UNCLE WILLIE'S HIGHLY OPINIONATED GUIDE TO THE RESIDENTS
At the tender age of 19, Rich Shupe convinced The Residents to tour the U.S.A. He even convinced them to let him be the tour manager for the tour. Here are some of his memories.
- Uncle Willie
As early as my first adult teeth came in, I began asking Ralph Records when The Residents would tour. Yeah, sure, there were eventually some Mole Show performances in California, but since I was just an East Coast punk kid, and since high school didn’t pay very well, I couldn’t really afford the round-trip airfare to see these exclusive shows.
And yeah, sure, after the California Mole Shows, the BlinklessOnes toured Europe, but not the U.S.! What the hell kind of patriotism is that? Too broke to see them in my own country, I certainly couldn’t produce the fiscal resources required to see them in a foreign land, far across the Atlantic. Who did they think they were, Michael Jackson?
Then, in 1983, finally The Residents were playing in my neck of the woods: headlining at the New Music America Festival in Washington, D.C. My chance, at last, to see them live! What an incredible event. With all of the Mole Show touring equipment in disputed lock up in a shipping warehouse, a cast of thousands put together the entire show from scratch in two weeks. Performed in a museum in our nation’s capitol, I went to The Uncle Sam Mole Show a boy and came away a man. Well, almost. It sure scared me a lot. Yeah, sure, I saw a once-in-a-lifetime experience but I still couldn’t share my enthusiasm with any of my friends across the country. To nine tenths of the country, the Residents remained as elusive as ever.
It wasn’t until three years later, in 1986, that it looked like our favorite foursome might finally tour the United States. You see their Japanese record label, WAVE, commissioned two weeks of performances across Japan, and the Rez Boyz were diligently working on putting together a performance. Now, I’ll admit that just about everywhere in the world is more open-minded culturally than the States, but this was the second foreign country to see these folks live! What about us?
I called the Cryptic Corporation and asked, “Look, if you’ve got a show you can put on a plane and take to Japan, why not put it on a bus and take it to us?”
“Well,” came the answer, “we’ve thought about it, but there doesn’t seem to be very much interest. Huey Lewis’ booking agency spoke to us, but it didn’t really go anywhere.”
Indeed. But how can there not be any interest? The Residents touring the U.S. for the first time in 13 years? I asked if I could look into it, and with a non-committal “see what you can do” I embraced the task with a youthful fervor. I soon found out that booking a domestic tour for a band that had never put in a personal appearance in Anytown, USA was at once the easiest and most difficult thing to do. On the one paw, virtually everyone took my call (except for that asshole in Boston) but on the other, no one believed me. “The Residents? Yeah, right. Any real estate for sale?” To put it succinctly, let’s just say that Ralph Records fielded a lot of check-up calls. But once things got going, and word got out that these shores would soon be canvased by You Know Who, all that remained was working out the kinks. Two weeks later, the Cryptic Corporation returned from Japan to find more shows scheduled than they could play in the allotted time and it was just a matter of picking and choosing the dates.

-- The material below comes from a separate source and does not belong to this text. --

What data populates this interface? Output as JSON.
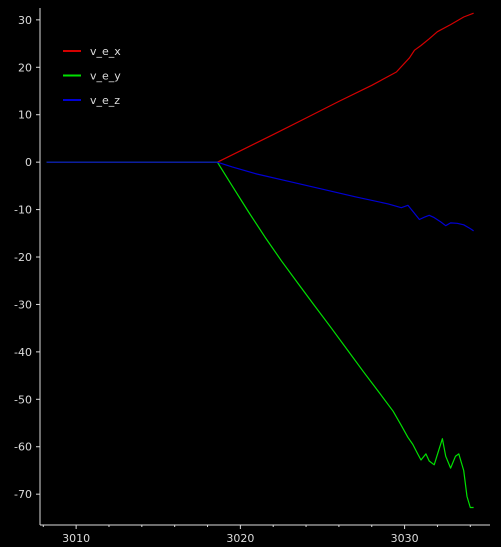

And so it was, in December-January of 1986, the 13th Anniversary Show played 24 shows in 18 cities. Needless to say, it met critical acclaim and sold out everywhere. Three musicians, two dancers, lights, sound, management, a couple of skeletons, a dozen or so giraffes, and other assorted people and props presented two hours of newly reworked material that spanned a baker’s dozen of years and as many releases.
What was it all about? Things I wouldn’t mind forgetting: the heinous theft of an eyeball at the Hollywood Palace; kneeling, cramped, on a Trenton stage holding a fan on an Emulator because the power in the venue was hot; playing a pool hall in Kansas; throwing a hippie stage-crasher back into the Ann Arbor audience; and the cold spaghetti and ketchup catering in Pittsburgh.
Things I could never forget: every standing ovation; ranking third in the NY club’s ticket sales behind Eric Clapton and Jerry Garcia; the Prince disco light show in Minneapolis; the six weeks of everlasting friendships formed; and the unforgettable guitar work, stage presence and personality of Snakefinger.
And even the things that made the trip a real rock and roll tour: outfitting the San Francisco cast with Alaskan parkas on our first Atlanta morning; the never ending look-alike hotels; the imaginative costume-wearing show-goers; the snow-locked Cleveland Flats; and the always-eventful press escapades.
You can never really capture an experience like this in so many words. Nothing short of a tour diary could ever tell the story, and even then you get only one viewpoint. After not playing live for so long, why did the Residents do this? Was it for the fans? Was it to exorcize personal demons? Was it to get back on the Mole Show horse? Was it for the money? Who cares. The most important thing is. . . they did it.